If you’re a call center leader wondering how to define the right service level target, this guide will help you cut through the noise.
What Is a Service Level in Call Centers?
Your service level is the percentage of calls you commit to answering within a set number of seconds.
For example:
80/30 = 80% of calls answered within 30 seconds.
80/60 = 80% of calls answered within 60 seconds.
70/20 = 70% of calls answered within 20 seconds.
It’s one of the most common performance metrics in call centers because it directly reflects how quickly customers can reach you.
Where the 80/30 Standard Came From
The 80/30 target traces back to the 1980s, when large telecom providers (AT&T is often cited) were defining customer service goals.
It became widely adopted because it struck a balance between:
Customer expectations: Many customers start losing patience around 30 seconds.
Operational costs: Staffing to answer instantly is prohibitively expensive.
Over time, it became the default benchmark across industries.
Why One Size Doesn’t Fit All
The right service level depends on your customers, industry, and staffing capacity.
Stricter SLAs (80/20): Used in industries like healthcare, finance, and emergency support where seconds truly matter.
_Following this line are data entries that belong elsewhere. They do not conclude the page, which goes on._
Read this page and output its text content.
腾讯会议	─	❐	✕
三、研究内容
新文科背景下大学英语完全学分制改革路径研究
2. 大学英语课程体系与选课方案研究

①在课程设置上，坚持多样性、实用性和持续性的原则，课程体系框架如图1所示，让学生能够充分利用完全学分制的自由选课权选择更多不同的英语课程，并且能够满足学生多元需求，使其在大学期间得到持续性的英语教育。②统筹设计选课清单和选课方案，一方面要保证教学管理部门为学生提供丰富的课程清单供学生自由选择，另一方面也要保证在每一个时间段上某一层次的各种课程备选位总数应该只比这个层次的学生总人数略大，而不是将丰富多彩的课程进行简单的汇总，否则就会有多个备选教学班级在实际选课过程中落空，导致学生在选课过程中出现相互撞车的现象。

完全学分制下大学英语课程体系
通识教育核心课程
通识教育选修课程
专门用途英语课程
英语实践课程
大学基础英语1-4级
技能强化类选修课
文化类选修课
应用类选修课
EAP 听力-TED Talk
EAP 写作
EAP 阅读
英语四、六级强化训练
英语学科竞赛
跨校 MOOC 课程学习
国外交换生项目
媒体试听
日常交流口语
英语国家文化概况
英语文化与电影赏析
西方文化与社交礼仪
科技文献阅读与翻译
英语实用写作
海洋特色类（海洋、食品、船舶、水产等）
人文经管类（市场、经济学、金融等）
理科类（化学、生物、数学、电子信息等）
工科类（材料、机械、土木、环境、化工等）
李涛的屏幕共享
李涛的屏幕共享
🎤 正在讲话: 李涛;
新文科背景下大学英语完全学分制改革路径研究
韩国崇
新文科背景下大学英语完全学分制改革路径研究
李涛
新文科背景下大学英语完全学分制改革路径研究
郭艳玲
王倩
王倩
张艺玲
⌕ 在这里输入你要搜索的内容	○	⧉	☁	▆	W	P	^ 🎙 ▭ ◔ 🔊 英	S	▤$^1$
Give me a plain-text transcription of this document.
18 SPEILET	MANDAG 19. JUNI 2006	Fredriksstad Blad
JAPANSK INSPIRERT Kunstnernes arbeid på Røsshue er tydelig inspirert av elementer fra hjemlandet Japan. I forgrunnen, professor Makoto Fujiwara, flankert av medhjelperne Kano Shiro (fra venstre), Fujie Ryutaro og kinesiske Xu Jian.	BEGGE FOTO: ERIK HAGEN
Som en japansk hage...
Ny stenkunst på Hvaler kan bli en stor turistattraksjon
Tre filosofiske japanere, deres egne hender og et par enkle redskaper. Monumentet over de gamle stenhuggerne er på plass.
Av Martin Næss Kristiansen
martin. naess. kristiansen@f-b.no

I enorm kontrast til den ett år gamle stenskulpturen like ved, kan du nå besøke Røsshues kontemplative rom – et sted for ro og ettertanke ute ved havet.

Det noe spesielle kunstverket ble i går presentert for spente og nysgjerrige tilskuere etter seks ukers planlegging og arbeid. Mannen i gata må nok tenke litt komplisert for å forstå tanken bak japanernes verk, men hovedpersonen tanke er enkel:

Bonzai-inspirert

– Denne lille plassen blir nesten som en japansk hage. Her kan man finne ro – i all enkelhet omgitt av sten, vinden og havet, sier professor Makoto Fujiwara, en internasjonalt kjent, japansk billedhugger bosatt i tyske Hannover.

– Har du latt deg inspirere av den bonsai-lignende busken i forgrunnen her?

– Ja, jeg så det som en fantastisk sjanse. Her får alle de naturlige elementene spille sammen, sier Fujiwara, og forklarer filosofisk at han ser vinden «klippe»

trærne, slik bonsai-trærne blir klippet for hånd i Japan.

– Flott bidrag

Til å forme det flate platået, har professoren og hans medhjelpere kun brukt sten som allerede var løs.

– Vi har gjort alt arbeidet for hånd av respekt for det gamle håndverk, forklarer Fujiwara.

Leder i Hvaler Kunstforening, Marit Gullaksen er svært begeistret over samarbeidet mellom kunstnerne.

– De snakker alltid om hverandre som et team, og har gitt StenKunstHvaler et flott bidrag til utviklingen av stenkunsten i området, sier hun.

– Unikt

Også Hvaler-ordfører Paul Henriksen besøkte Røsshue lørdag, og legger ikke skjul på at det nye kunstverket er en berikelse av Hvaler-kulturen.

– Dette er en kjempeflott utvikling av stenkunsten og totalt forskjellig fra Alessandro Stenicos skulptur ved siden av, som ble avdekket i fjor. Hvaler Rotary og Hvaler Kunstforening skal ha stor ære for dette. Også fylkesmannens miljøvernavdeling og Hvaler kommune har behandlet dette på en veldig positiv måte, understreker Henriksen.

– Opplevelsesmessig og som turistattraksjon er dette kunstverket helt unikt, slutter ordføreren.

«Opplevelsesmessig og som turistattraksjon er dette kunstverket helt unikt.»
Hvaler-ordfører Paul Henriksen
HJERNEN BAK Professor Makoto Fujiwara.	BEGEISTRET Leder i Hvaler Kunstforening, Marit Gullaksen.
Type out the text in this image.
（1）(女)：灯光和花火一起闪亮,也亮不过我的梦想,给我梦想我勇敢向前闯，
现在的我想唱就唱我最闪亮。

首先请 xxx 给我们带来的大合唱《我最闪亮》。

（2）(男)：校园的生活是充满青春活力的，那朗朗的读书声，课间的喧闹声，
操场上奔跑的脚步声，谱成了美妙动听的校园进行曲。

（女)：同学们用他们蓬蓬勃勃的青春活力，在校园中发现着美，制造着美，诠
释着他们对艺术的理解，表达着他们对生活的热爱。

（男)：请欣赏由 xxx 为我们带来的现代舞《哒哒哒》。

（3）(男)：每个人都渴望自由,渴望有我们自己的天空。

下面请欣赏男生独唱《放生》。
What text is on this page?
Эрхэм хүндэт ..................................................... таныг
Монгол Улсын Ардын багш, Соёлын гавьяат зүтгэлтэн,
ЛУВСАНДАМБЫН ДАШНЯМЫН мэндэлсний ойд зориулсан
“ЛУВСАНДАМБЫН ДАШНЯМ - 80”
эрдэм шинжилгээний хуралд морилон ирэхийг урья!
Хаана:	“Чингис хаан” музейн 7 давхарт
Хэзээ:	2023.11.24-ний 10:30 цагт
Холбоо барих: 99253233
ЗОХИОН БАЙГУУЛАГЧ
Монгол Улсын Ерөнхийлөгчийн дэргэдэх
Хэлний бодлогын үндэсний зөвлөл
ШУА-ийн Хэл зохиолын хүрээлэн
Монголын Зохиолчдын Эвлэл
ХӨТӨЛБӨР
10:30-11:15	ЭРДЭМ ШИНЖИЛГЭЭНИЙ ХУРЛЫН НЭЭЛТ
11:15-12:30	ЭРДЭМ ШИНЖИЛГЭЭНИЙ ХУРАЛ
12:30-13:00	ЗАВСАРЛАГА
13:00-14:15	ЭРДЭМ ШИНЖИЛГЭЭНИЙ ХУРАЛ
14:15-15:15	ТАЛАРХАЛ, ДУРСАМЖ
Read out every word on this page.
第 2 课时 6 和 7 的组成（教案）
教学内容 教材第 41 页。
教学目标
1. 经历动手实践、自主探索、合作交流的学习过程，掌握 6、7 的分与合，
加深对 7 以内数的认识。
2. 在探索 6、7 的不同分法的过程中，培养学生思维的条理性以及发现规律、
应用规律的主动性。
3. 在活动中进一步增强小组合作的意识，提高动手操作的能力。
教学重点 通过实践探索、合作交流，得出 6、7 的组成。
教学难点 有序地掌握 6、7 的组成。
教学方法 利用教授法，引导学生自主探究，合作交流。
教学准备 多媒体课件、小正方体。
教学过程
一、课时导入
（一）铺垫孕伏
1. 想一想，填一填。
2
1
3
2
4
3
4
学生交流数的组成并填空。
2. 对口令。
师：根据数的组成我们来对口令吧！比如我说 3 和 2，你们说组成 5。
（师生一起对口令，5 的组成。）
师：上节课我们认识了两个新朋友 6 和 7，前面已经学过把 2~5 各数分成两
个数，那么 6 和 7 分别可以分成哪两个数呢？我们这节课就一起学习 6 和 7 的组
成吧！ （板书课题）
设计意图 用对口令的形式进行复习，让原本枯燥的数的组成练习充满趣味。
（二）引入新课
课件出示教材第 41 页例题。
Looser SLAs (80/60): Common in retail, utilities, or leaner operations where a one-minute wait is acceptable.
Custom SLAs: Many businesses land somewhere in between—like 70/30 or 75/45—to balance costs with customer needs.
In short: don’t just copy 80/30 because “everyone else does it.”
How to Find the Right Service Level for Your Call Center
Here’s the good news: your customers already tell you how long they’re willing to wait.
Nearly every telephony system includes reporting that shows:
Average speed of answer (ASA).
Abandon rates broken down by wait time.
Step 1: Pull your abandon rate by wait time.
Step 2: Identify where the abandon curve starts to rise.
Step 3: Use that point as your baseline for customer patience.
For example:
If abandon rates spike after 25 seconds, aiming for 80/20 may be necessary.
If they don’t rise until 50–60 seconds, an 80/60 target might strike the right balance.
This approach ensures your SLA is grounded in real customer behavior—not just an arbitrary rule of thumb.